Po meczu powiedzieli:
Piotr Baran (trener Noteci): Jedyne, co mi przychodzi na myśl to żeby przeprosić kibiców, którzy cały czas nas dopingują i wierzą w nas. Mam nadzieję tylko, że jeszcze będą z nami i nas nie opuszczą.
Wojciech Krajewski (trener Kotwicy): Miałem obawy przed tym meczem, ale zwyciężyliśmy. Pięć porażek pod rząd. Myślałem, że Noteć postawi jakiś opór. Ale po chorobie Holbrook nie był już tym samym graczem. To było dla nas ułatwieniem. Także ustawiliśmy grę pod trójkę graczy z Inowrocławia i moi gracze mieli za zadanie męczyć ich na całym boisku. Mam dwóch nowych graczy na pozycję rozgrywający i ze swoich zadań wywiązali się w 100%. Natomiast Piotr Baran nie ma tak silnego zespołu, który na dzień dzisiejszy mógłby nam się przeciwstawić.

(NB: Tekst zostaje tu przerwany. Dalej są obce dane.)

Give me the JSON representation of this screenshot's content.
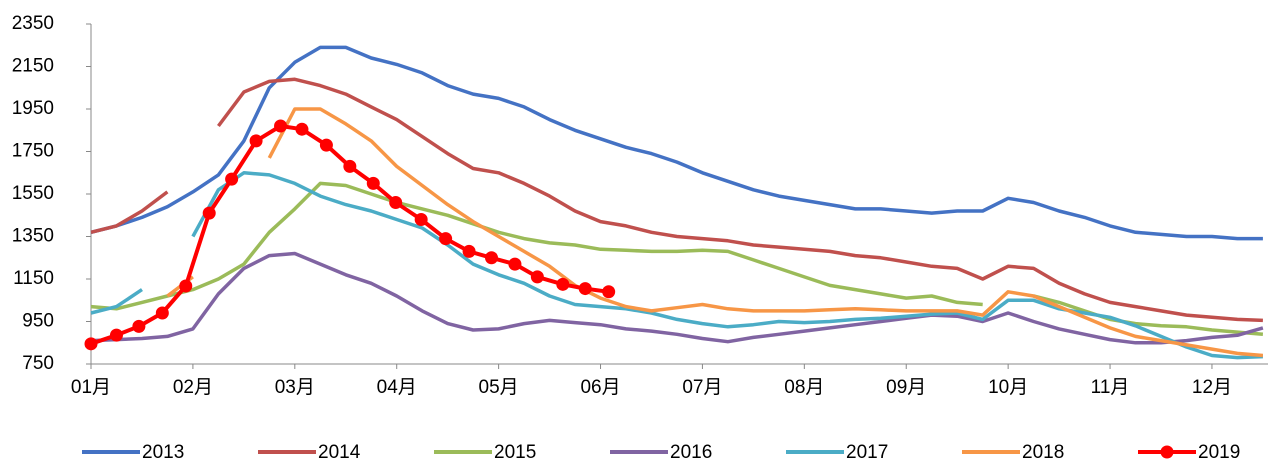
{
  "chart_data": {
    "type": "line",
    "x": [
      1,
      1.25,
      1.5,
      1.75,
      2,
      2.25,
      2.5,
      2.75,
      3,
      3.25,
      3.5,
      3.75,
      4,
      4.25,
      4.5,
      4.75,
      5,
      5.25,
      5.5,
      5.75,
      6,
      6.25,
      6.5,
      6.75,
      7,
      7.25,
      7.5,
      7.75,
      8,
      8.25,
      8.5,
      8.75,
      9,
      9.25,
      9.5,
      9.75,
      10,
      10.25,
      10.5,
      10.75,
      11,
      11.25,
      11.5,
      11.75,
      12,
      12.25,
      12.5
    ],
    "xlim": [
      1,
      12.55
    ],
    "xticks": [
      {
        "value": 1,
        "label": "01月"
      },
      {
        "value": 2,
        "label": "02月"
      },
      {
        "value": 3,
        "label": "03月"
      },
      {
        "value": 4,
        "label": "04月"
      },
      {
        "value": 5,
        "label": "05月"
      },
      {
        "value": 6,
        "label": "06月"
      },
      {
        "value": 7,
        "label": "07月"
      },
      {
        "value": 8,
        "label": "08月"
      },
      {
        "value": 9,
        "label": "09月"
      },
      {
        "value": 10,
        "label": "10月"
      },
      {
        "value": 11,
        "label": "11月"
      },
      {
        "value": 12,
        "label": "12月"
      }
    ],
    "ylim": [
      750,
      2350
    ],
    "yticks": [
      750,
      950,
      1150,
      1350,
      1550,
      1750,
      1950,
      2150,
      2350
    ],
    "legend": "bottom",
    "series": [
      {
        "name": "2013",
        "color": "#4472c4",
        "values": [
          1370,
          1400,
          1440,
          1490,
          1560,
          1640,
          1800,
          2050,
          2170,
          2240,
          2240,
          2190,
          2160,
          2120,
          2060,
          2020,
          2000,
          1960,
          1900,
          1850,
          1810,
          1770,
          1740,
          1700,
          1650,
          1610,
          1570,
          1540,
          1520,
          1500,
          1480,
          1480,
          1470,
          1460,
          1470,
          1470,
          1530,
          1510,
          1470,
          1440,
          1400,
          1370,
          1360,
          1350,
          1350,
          1340,
          1340
        ]
      },
      {
        "name": "2014",
        "color": "#c0504d",
        "values": [
          1370,
          1400,
          1470,
          1560,
          null,
          1870,
          2030,
          2080,
          2090,
          2060,
          2020,
          1960,
          1900,
          1820,
          1740,
          1670,
          1650,
          1600,
          1540,
          1470,
          1420,
          1400,
          1370,
          1350,
          1340,
          1330,
          1310,
          1300,
          1290,
          1280,
          1260,
          1250,
          1230,
          1210,
          1200,
          1150,
          1210,
          1200,
          1130,
          1080,
          1040,
          1020,
          1000,
          980,
          970,
          960,
          955
        ]
      },
      {
        "name": "2015",
        "color": "#9bbb59",
        "values": [
          1020,
          1010,
          1040,
          1070,
          1100,
          1150,
          1220,
          1370,
          1480,
          1600,
          1590,
          1550,
          1510,
          1480,
          1450,
          1410,
          1370,
          1340,
          1320,
          1310,
          1290,
          1285,
          1280,
          1280,
          1285,
          1280,
          1240,
          1200,
          1160,
          1120,
          1100,
          1080,
          1060,
          1070,
          1040,
          1030,
          null,
          1070,
          1040,
          1000,
          960,
          940,
          930,
          925,
          910,
          900,
          890
        ]
      },
      {
        "name": "2016",
        "color": "#8064a2",
        "values": [
          860,
          865,
          870,
          880,
          915,
          1080,
          1200,
          1260,
          1270,
          1220,
          1170,
          1130,
          1070,
          1000,
          940,
          910,
          915,
          940,
          955,
          945,
          935,
          915,
          905,
          890,
          870,
          855,
          875,
          890,
          905,
          920,
          935,
          950,
          965,
          980,
          975,
          950,
          990,
          950,
          915,
          890,
          865,
          850,
          850,
          860,
          875,
          885,
          920
        ]
      },
      {
        "name": "2017",
        "color": "#4bacc6",
        "values": [
          990,
          1020,
          1100,
          null,
          1350,
          1570,
          1650,
          1640,
          1600,
          1540,
          1500,
          1470,
          1430,
          1390,
          1310,
          1220,
          1170,
          1130,
          1070,
          1030,
          1020,
          1010,
          990,
          960,
          940,
          925,
          935,
          950,
          945,
          950,
          960,
          965,
          975,
          985,
          990,
          960,
          1050,
          1050,
          1010,
          990,
          970,
          930,
          880,
          830,
          790,
          780,
          785
        ]
      },
      {
        "name": "2018",
        "color": "#f79646",
        "values": [
          null,
          null,
          null,
          1070,
          1160,
          null,
          null,
          1720,
          1950,
          1950,
          1880,
          1800,
          1680,
          1590,
          1500,
          1420,
          1350,
          1280,
          1210,
          1120,
          1060,
          1020,
          1000,
          1015,
          1030,
          1010,
          1000,
          1000,
          1000,
          1005,
          1010,
          1005,
          1000,
          1000,
          1000,
          980,
          1090,
          1070,
          1020,
          970,
          920,
          880,
          860,
          840,
          820,
          800,
          790
        ]
      },
      {
        "name": "2019",
        "color": "#ff0000",
        "markers": true,
        "x": [
          1,
          1.25,
          1.47,
          1.7,
          1.93,
          2.16,
          2.38,
          2.62,
          2.86,
          3.07,
          3.31,
          3.54,
          3.77,
          3.99,
          4.24,
          4.48,
          4.71,
          4.93,
          5.16,
          5.38,
          5.63,
          5.85,
          6.08
        ],
        "values": [
          845,
          886,
          927,
          990,
          1117,
          1460,
          1620,
          1800,
          1870,
          1855,
          1780,
          1680,
          1600,
          1510,
          1430,
          1340,
          1280,
          1250,
          1220,
          1160,
          1125,
          1105,
          1090
        ]
      }
    ]
  }
}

Łukasz Żytko (rozgrywający Noteci): Podobnie jak trenerowi Baranowi jest mi bardzo przykro i wstyd przed kibicami. Przegraliśmy pierwszą kwartę oraz zbiórki, co zaważyło na końcowym wyniku. Choć wydawało się w trzeciej odsłonie, że możemy dogonić przeciwnika, ale powtórzyły się błędy z poprzednich gier. Teraz czeka nas rozmowa z trenerami i zastanowimy się jak poprawić naszą grę.
Tomasz Mrożek (skrzydłowy Kotwicy): To było bardzo dobre spotkanie w naszym wykonaniu. Od pierwszej minuty zaczęliśmy agresywnie kryć naszych przeciwników. Zagraliśmy zespołowo w ataku, czego nie było widać w poprzednich meczach. To zwycięstwo powinno nas zmotywować, scali zespół i teraz będziemy częściej wygrywać.